In 2016 we learnt that class war had come back to the West and the media had to choose sides. Vice chose the wrong side and became just another mouthpiece for Wall Street globalism.

Jim Veenbaas
Jim Veenbaas
4 months ago

The future is small IMO. Keep costs down, don’t waste money on expensive extras and devote your energy to producing quality news. Adverting no longer drives the business. Subscribers do.

Dominic Heaney
Dominic Heaney
4 months ago

The “semi-ironically offensive content” in Vice of a decade ago just seemed (and still seems) jaded, fratboyish, complacent, self-satisfied: not much more than a rehash of early P J O’Rourke or lazier 70s Playboy “think-pieces”. That was absolutely not part of its then genuine strengths.
Compare and contrast the sometimes genuinely (and well beyond semi-ironic) shocking content that was contained in the 1990s Moscow-based “eXile” – It is still notable how that truly outrageous publication blooded Matt Taibbi, very well, for covering and understanding the subsequent degeneration of US political and social life. I can imagine that living in the anarchy of the Soviet collapse would bring about a rapid realisation of the naiveity and delusion of cherished liberal ideals about human nature, too.
So, in its best content – and the embedding with Isis certainly counts for that – Vice’s foreign news content truly was worth something for a time. Grim realities need to be shown.

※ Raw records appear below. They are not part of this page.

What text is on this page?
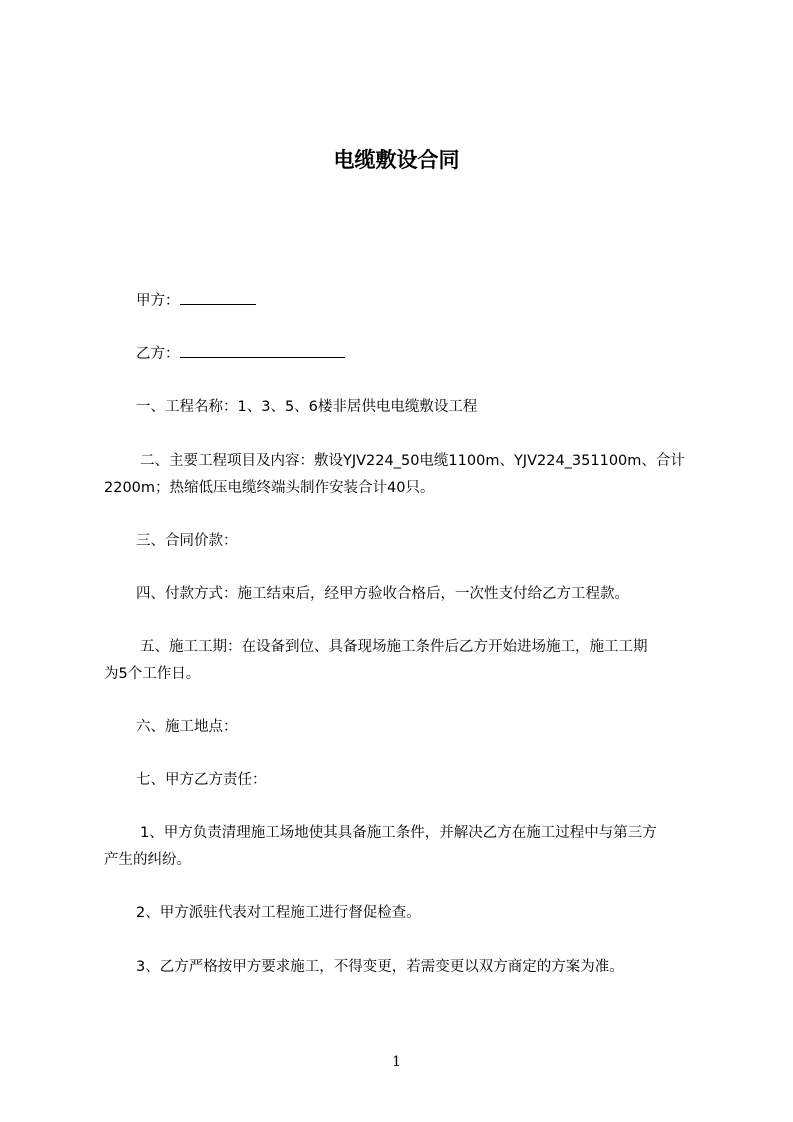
电缆敷设合同
甲方：
乙方：
一、工程名称：1、3、5、6楼非居供电电缆敷设工程
二、主要工程项目及内容：敷设YJV224_50电缆1100m、YJV224_351100m、合计
2200m；热缩低压电缆终端头制作安装合计40只。
三、合同价款：
四、付款方式：施工结束后，经甲方验收合格后，一次性支付给乙方工程款。
五、施工工期：在设备到位、具备现场施工条件后乙方开始进场施工，施工工期
为5个工作日。
六、施工地点：
七、甲方乙方责任：
1、甲方负责清理施工场地使其具备施工条件，并解决乙方在施工过程中与第三方
产生的纠纷。
2、甲方派驻代表对工程施工进行督促检查。
3、乙方严格按甲方要求施工，不得变更，若需变更以双方商定的方案为准。
1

Last edited 4 months ago by Dominic Heaney
Mark epperson
Mark epperson
4 months ago

Unfortunately, the news has morphed completely into entertainment and I am not really sure it will ever be different. Spin, lying, and obfuscation are the norm and that is why I don’t trust a damn thing in any commercial media outlet. There are wonderful spin-offs like UnHerd, Substack, and Spectator with differing views and good discussions, like it used to be. There are always the shills, but they are easily outed. The worm may be turning but MONEY trumps all these days and until it doesn’t, we are stuck in this nightmare.

Forrest Lindsey
Forrest Lindsey
4 months ago

Seems like Vice went to the Dark Side – money. Chasing the almighty dollar meant going to the mass media/Cable giants and coincidentally, keeping the leftward bias. Unsurprisingly, Vice became CBS Evening News.
Bye!

Jae
Jae
2 months ago

Did I miss something? Buzzfeed is right wing, what? Aren’t these the geezers who without any real verification published the Steel ”Dossier” garbage. They’re a biased organization who couldn’t see their own bias, that’s obvious from this overly long article. Think Vice think Leftists, “Dispassionate” you’ve got to be joking. Don’t know what this article is on about.